July 31st, 1967: The manic day Mick Jagger was released from prison in the morning, interviewed by a Jesuit Priest in the evening

Squinting into the sunlight pouring through the barred window of his concrete cell, his trademark lips cracked from dehydration and an inevitable comedown, Mick Jagger had certainly had better mornings than July 31st, 1967, when he awoke to the cold embrace of Brixton prison, having found himself on the receiving end of some considerable grief after the home of his esteemed guitarist, Keith Richards, had become the site of a drugs raid.

By that point in time, The Rolling Stones had largely gotten used to being the poster boys for rock and roll rebellion, but they weren’t quite at the stage of being used to the constant hounding of the British establishment, eager to quash what they viewed as a dangerous new age of drug-fueled counterculture. Following a police raid on Keith Richards’ Sussex home, the band’s pouting frontman had been hit with a three-month sentence on amphetamine possession charges.

Richards himself had been banged up too, on account of the small quantity of drugs found during the raid, even if they weren’t in his direct possession, being on his property. “There’s a knock on the door, I look out the window, and there’s this whole lot of dwarves outside,” the guitarist recalled in his memoir. “I’d never been busted before, and I’m still on acid.” From that quote, you can probably put together a picture of just how chaotic the Redlands raid was.

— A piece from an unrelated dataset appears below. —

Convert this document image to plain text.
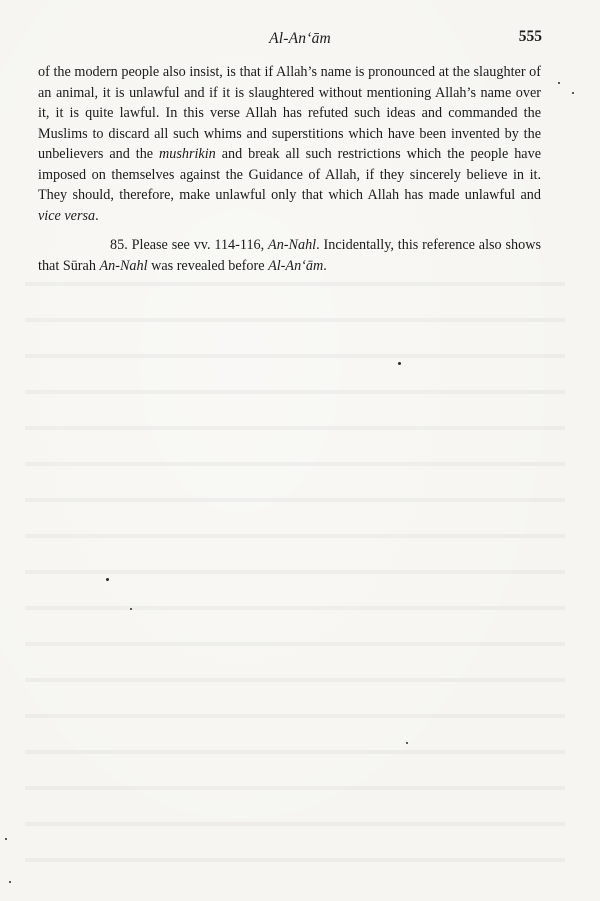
Al-An‘ām	555

of the modern people also insist, is that if Allah’s name is pronounced at the slaughter of an animal, it is unlawful and if it is slaughtered without mentioning Allah’s name over it, it is quite lawful. In this verse Allah has refuted such ideas and commanded the Muslims to discard all such whims and superstitions which have been invented by the unbelievers and the mushrikin and break all such restrictions which the people have imposed on themselves against the Guidance of Allah, if they sincerely believe in it. They should, therefore, make unlawful only that which Allah has made unlawful and vice versa.

85. Please see vv. 114-116, An-Nahl. Incidentally, this reference also shows that Sūrah An-Nahl was revealed before Al-An‘ām.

If The Rolling Stones were any kind of normal rock band, it would be down to their manager, Andrew Loog Oldham, to sort those legal difficulties out, hiring a crack team of lawyers and doing everything in his power to free his band. In reality, though, the similarly Young and similarly drug-addled Oldham fled the country to avoid attracting any charges himself. Bizarrely, then, it was the upper class that came to The Stones’ rescue, specifically William Rees-Mogg.

At that time, Lord Rees-Mogg was the editor of The Times, and he penned an op-ed criticising the police raid and suggesting that Richards and Jagger were locked up on trumped-up charges resulting only from their fame and public influence. “Mr Jagger’s is about as mild a drug case as can ever have been brought before the courts,” he wrote. Seemingly, Rees-Mogg’s defence was enough to change the situation entirely, and Jagger was released from prison within a few hours of the paper being published.

There, upon his release, began an even more unexpected series of events for the – probably still quite hungover – rock star, who was ushered into a helicopter, to be transported to a secret location in Essex for a highly-publicised television interview on ITV’s World In Action

From being stuck in a cold cell in Brixton earlier that morning, Mick Jagger suddenly found himself in the leafy green surroundings of a stately home, talking to Rees-Mogg along with leading Jesuit Priest Father Thomas Corbishley, former Attorney General Lord Frank Soskice, and Bishop of Woolwich, John Robinson. “It was quite mad,” the frontman later said of the experience.

“Impossible to satirise. Why was I doing that? It was the day I got out of prison. I was absolutely hopeless on that programme.”

Despite his bedraggled appearance immediately setting him apart from the strange cross-section of the British establishment presented before him, Jagger spoke at length about the widening generation gap, drug use, and all the press paranoia surrounding the band – the latter, incidentally, only continued to intensify in the wake of the Redlands raid, eventually spurring the band on to escape to Morocco.

All in all, that particular instalment of World In Action did little to set the country to rights when it came to this bold, new, drug-taking generation, but it did at least lay bare the cultural disparities between the generation that had lived through wartime and those born in its wake.

Being a Rolling Stone, bizarre and era-defining situations are something of an occupational hazard, but the 24-hour period which saw Mick Jagger go from imprisonment to polite conversation with a bishop remains one of the strangest that the frontman had ever experienced – or, at least, the strangest that he was conscious enough to remember.